Le premier problème du Congo-Kinshasa depuis l’indépendance, ce sont ses élites. Médiocres, celles-ci adorent s’attarder sur des fioritures, passant ainsi à côté de ce qui est essentiel à chaque rendez-vous important de la nation. Depuis l’indépendance, le premier chantier à mettre en œuvre reste celui identifié par Baudouin 1er: « Il faudra adapter les institutions à vos conceptions et à vos besoins, de manière à les rendre stables et équilibrés ». Bien avant le roi des Belges, l’explorateur britannique Henry Morton Stanley n’avait pas dit autre chose: « Pour développer harmonieusement ce pays, il faudra tenir compte des particularités de ses différents peuples » (Massoz, M., Le Zaïre authentique, Liège, Auto-édition, 1984). Notons qu’ici, « harmonie » rime avec « équilibre », condition sine qua non de « stabilité », dont parlera plus tard Baudouin 1er.

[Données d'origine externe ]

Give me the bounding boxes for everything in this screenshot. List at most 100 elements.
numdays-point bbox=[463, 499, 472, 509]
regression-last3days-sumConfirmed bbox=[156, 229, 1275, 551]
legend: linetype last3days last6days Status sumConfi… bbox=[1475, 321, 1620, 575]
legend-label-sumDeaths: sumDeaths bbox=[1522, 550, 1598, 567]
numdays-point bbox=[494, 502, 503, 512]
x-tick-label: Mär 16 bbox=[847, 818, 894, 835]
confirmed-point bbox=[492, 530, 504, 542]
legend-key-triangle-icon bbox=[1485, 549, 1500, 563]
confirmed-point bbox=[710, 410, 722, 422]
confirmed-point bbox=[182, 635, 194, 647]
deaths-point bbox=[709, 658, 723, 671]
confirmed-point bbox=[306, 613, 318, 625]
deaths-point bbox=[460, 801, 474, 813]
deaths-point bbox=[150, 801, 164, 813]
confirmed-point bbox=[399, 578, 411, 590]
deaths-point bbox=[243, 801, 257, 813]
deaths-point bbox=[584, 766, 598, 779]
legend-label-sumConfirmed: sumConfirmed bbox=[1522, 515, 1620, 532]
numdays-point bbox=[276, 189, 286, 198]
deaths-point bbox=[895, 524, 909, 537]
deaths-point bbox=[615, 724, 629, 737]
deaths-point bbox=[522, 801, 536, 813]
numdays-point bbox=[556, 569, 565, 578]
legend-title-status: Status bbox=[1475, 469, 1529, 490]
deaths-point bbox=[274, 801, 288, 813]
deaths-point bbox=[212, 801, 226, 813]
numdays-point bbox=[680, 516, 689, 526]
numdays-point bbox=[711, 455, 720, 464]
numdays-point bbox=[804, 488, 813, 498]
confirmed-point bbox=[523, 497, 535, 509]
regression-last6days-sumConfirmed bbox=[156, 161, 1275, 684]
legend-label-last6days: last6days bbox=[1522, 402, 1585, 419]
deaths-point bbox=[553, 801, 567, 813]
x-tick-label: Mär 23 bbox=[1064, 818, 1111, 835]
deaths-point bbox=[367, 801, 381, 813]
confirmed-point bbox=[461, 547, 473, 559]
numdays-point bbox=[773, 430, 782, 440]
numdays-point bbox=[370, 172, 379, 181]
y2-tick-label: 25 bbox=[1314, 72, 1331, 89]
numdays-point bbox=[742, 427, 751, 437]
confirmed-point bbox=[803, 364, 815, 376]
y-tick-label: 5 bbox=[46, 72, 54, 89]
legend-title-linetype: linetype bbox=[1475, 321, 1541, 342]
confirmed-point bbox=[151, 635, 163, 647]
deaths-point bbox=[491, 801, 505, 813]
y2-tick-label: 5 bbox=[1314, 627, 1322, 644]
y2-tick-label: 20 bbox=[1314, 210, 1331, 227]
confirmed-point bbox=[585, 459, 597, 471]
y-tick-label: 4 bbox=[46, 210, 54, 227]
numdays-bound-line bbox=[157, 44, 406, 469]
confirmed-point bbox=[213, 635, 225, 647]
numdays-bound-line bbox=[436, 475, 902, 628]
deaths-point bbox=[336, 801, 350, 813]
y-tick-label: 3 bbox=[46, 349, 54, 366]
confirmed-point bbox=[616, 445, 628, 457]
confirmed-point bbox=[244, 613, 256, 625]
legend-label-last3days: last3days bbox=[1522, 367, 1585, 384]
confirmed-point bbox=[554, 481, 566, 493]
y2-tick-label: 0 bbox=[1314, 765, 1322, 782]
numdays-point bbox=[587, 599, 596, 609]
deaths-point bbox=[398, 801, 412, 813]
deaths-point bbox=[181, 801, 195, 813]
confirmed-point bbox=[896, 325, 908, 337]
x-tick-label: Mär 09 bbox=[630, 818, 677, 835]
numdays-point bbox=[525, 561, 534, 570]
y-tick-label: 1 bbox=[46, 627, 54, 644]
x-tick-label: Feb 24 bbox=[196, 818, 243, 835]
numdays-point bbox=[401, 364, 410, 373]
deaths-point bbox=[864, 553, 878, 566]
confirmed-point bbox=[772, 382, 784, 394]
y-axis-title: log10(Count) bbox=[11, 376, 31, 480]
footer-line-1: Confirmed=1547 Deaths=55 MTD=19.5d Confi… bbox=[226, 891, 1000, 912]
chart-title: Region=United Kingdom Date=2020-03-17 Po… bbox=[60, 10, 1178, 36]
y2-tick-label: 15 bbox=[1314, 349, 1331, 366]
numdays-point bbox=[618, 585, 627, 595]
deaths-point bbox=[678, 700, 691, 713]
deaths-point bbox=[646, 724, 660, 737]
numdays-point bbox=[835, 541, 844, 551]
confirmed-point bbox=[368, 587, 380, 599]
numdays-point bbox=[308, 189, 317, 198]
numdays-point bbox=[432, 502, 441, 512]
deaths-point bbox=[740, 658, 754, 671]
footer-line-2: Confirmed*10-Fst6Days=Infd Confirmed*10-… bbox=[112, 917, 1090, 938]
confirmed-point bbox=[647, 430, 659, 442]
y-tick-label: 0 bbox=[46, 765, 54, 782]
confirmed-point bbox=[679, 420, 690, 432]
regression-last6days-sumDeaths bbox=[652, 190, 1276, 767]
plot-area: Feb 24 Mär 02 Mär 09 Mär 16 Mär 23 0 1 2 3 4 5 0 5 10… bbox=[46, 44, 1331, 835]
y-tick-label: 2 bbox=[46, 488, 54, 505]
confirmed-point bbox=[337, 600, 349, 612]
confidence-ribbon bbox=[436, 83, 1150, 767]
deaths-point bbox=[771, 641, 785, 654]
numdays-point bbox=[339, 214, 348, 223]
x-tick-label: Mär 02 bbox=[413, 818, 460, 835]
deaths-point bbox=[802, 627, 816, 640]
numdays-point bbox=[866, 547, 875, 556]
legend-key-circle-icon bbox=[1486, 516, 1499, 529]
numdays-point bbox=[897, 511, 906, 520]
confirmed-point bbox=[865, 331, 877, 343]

Mais depuis l’indépendance, les élites congolaises restent sourdes au discours le plus important prononcé le 30 juin 1960. Est-ce parce qu’il avait un ton paternaliste et véhiculait une vision tronquée ou mythique de la réalité coloniale; ce qui dénoterait une grande incapacité, de la part de ces élites, à séparer le bébé de l’eau du bain qu’il faut jeter? Non. Car, même en dehors de ce discours, celles-ci ne sont toujours pas conscientes du premier chantier que leur impose, sur le plan de la gouvernance, le caractère pluriel du tissu social national. En seraient-elles que dessiner les contours d’une alternative aux schémas occidentaux de gouvernance serait un véritable casse-tête, tellement elles sont persuadées, colonisation des cerveaux oblige, que ces schémas constituent l’unique horizon des temps modernes. Les Congolais ont hérité du riche et prospère Congo Belge. Soixante ans après l’indépendance, ils continuent à le détruire progressivement sans être capables de créer le Congo Congolais ou, pour reprendre les termes de Joseph Kasa-Vubu, « un Congo libre et indépendant ».